By Daniella Peled.
This article was originally published by the Institute for War and Peace Reporting, iwpr.net, and it is reproduced by Iraq Business News with permission. Any opinions expressed are those of the author, and do not necessarily reflect the views of Iraq Business News
The Islamic State of Iraq and Syria (ISIS) poses a greater threat to Western security than al-Qaeda did in its day, according to an IWPR briefing this week.
Visiting London from Baghdad, IWPR Iraq chief of party Ammar al-Shahbander told the July 22 gathering that ISIS was an independent entity that operated in diverse ways and with different alliances in Syria and Iraq.
Speaking at the briefing via video link, IWPR Syria programme coordinator, Z.E., gave a snapshot of life in Aleppo and her work supporting citizen activism there. (Her name is not given here for security reasons.)
“Many people think that ISIS is not a threat to the West,” said al-Shahbander. “I completely disagree. ISIS is a much greater threat than al-Qaeda – it is the number one magnet for jihadis internationally.”

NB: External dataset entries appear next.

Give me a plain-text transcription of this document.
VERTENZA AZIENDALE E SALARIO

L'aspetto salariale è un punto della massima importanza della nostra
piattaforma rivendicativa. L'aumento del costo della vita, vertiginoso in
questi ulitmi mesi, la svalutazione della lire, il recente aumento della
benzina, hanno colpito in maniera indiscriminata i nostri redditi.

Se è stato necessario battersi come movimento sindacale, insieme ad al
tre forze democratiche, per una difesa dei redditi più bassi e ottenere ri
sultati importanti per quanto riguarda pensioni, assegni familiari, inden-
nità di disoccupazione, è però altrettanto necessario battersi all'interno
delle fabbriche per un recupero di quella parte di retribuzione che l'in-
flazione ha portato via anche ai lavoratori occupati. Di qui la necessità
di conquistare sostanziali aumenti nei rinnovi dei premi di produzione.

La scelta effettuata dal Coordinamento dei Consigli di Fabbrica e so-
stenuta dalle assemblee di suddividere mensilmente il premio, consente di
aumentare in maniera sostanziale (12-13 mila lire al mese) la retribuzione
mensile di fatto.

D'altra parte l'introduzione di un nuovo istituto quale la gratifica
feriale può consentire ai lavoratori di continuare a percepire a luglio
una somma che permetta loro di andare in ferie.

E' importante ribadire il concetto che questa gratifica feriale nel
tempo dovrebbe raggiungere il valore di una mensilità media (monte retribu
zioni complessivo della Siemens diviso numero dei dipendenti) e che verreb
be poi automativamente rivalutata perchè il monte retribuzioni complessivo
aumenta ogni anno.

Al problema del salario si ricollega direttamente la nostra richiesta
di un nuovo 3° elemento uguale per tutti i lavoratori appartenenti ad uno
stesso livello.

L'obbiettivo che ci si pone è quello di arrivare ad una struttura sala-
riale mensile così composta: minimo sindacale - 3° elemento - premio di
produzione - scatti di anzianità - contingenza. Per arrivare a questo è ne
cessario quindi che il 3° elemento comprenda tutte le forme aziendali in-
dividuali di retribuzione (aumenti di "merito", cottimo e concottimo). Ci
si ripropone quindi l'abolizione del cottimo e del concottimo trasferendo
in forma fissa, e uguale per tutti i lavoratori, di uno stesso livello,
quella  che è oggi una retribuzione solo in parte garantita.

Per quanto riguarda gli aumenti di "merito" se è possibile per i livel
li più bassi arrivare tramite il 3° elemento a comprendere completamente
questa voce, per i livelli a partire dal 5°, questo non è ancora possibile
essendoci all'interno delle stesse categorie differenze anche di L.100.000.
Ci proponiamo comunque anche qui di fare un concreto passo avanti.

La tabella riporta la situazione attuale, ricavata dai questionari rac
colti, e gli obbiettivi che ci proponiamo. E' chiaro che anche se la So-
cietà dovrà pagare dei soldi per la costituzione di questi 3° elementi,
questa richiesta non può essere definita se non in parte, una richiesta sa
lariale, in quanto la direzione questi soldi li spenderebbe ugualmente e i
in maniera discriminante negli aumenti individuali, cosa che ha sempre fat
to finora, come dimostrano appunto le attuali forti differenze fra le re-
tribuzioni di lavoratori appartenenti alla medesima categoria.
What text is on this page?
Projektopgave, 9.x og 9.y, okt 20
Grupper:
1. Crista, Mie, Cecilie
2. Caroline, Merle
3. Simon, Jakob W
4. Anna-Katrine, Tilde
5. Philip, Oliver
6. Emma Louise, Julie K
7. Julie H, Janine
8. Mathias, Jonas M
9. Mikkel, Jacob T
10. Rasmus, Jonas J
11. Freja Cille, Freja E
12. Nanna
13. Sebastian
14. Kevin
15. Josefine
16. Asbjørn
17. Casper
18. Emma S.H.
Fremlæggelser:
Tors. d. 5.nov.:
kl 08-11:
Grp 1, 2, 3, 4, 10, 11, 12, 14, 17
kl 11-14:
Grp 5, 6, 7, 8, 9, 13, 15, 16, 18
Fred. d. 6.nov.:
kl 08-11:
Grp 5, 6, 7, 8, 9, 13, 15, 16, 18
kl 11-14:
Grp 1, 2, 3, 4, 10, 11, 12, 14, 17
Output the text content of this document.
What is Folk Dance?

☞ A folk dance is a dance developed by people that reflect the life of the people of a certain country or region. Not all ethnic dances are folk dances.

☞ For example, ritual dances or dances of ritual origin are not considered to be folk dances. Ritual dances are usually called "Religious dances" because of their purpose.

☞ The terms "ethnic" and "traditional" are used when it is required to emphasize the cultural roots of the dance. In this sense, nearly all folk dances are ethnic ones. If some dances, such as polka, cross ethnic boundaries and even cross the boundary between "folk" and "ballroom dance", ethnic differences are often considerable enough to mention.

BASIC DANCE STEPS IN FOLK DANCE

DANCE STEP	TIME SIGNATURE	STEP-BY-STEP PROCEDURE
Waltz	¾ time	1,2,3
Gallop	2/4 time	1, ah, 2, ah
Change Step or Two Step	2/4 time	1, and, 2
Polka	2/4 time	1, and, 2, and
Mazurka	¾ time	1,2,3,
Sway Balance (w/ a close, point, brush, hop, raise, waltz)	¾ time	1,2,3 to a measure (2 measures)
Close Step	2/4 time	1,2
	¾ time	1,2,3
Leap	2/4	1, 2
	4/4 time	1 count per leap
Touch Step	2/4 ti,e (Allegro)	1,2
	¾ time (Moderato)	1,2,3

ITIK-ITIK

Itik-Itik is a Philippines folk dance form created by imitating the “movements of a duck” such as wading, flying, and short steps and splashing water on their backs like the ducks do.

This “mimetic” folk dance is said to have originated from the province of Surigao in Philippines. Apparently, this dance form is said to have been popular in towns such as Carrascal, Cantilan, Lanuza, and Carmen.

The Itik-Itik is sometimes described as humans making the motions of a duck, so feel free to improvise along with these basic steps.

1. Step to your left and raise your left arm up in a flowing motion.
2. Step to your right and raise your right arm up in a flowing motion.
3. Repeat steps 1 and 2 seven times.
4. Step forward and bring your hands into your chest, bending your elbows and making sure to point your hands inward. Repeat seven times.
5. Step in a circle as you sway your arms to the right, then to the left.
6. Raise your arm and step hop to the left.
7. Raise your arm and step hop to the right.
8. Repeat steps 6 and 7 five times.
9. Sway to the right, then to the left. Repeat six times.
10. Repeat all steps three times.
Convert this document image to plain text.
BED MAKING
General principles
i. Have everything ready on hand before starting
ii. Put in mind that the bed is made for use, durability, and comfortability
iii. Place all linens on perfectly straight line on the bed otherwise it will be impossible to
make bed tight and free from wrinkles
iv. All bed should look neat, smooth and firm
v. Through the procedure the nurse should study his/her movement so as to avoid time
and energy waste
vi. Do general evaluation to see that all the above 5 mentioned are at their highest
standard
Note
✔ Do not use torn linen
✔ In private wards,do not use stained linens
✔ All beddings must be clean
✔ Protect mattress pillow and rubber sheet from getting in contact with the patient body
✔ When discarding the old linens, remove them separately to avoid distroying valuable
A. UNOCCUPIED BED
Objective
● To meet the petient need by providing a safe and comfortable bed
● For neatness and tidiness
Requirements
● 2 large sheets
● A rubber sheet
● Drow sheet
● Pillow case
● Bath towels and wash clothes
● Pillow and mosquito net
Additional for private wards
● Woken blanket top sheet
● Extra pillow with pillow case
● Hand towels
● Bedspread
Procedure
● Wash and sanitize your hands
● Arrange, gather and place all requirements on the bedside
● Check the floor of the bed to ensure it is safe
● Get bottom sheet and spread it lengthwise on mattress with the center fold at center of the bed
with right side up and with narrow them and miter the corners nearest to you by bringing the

Not only has ISIS created its own de facto state, but it has a much more open recruitment policy than al-Qaeda.
“This is a very dangerous mix of people with top fighting capability and no ethics. ISIS is capable of violence beyond anything seen by al-Qaeda,” he continued, adding that the international mix of fighters made it all the more likely that they would bring extremist ideas back to their own countries.
At the same time, Shahbander argues that ISIS’s days are numbered in Iraq, as the range of Sunni groups that have struck up a temporary alliance with it and operate under its flag will ultimately turn on it – and they have significantly more military clout than it has.